Erika Schnitzer at the MultiHousing News 3-18-09 online magazine writes on a compelling article on the apartment industry in Sacramento area. While fewer than 2,000 apartments are in the pipeline, only 100 new units will be delivered this year. Why? Job losses along with the land’s geography and supply constraint generates “an oversupply of market-rate and affordable apartments and single-family homes” says Ryan DeMar, associate vice president-investments in Marcus & Millichap’s Roseville, Calif. office.

Still, Sacramento has managed to move up to #21 in an analysis that ranks apartment markets. Rents are either flat are or being lowered for new leases along with offering concessions. “I think that, as we move forward toward the end of the year, investment opportunities-mainly distressed-will become more abundant,” predicts DeMar. “Owners with maturing debt and highly leverage owners will have difficulty, so there will be opportunities for buyers to negotiate good-buy opportunities.”

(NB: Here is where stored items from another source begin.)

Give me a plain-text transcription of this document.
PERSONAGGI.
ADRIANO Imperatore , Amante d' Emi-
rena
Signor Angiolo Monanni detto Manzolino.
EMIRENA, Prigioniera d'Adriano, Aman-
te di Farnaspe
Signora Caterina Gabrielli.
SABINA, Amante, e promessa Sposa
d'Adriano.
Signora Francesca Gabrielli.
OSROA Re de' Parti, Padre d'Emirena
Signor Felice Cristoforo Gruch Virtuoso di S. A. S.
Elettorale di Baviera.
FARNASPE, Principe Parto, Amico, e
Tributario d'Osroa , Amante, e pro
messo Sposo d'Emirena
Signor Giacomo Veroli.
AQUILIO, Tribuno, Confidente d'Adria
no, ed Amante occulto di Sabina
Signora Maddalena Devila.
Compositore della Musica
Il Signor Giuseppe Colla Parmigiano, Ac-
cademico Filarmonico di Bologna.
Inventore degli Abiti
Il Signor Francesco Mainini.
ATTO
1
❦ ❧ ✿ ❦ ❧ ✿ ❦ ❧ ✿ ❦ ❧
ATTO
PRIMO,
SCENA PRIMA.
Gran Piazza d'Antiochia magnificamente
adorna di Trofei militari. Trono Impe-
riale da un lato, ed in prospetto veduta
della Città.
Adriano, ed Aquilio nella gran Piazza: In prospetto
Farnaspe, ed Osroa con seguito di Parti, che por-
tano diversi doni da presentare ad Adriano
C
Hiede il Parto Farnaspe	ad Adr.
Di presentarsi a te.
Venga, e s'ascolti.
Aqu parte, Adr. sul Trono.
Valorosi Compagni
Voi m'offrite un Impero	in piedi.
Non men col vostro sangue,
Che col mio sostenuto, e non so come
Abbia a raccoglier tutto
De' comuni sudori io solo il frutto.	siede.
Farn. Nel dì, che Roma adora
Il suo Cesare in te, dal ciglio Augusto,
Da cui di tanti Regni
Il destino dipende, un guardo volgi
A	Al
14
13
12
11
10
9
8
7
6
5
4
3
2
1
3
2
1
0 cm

“What we’re faced with is the loss of affordability, not only from the apartment and single-family standpoint, but from the employer standpoint,” says DeMar, adding that the city will “look like a promising place for businesses to locate and hire employees because cost of living is low. The benefits of locating a tech company is all there now-you just need capital markets to come back to start a business.”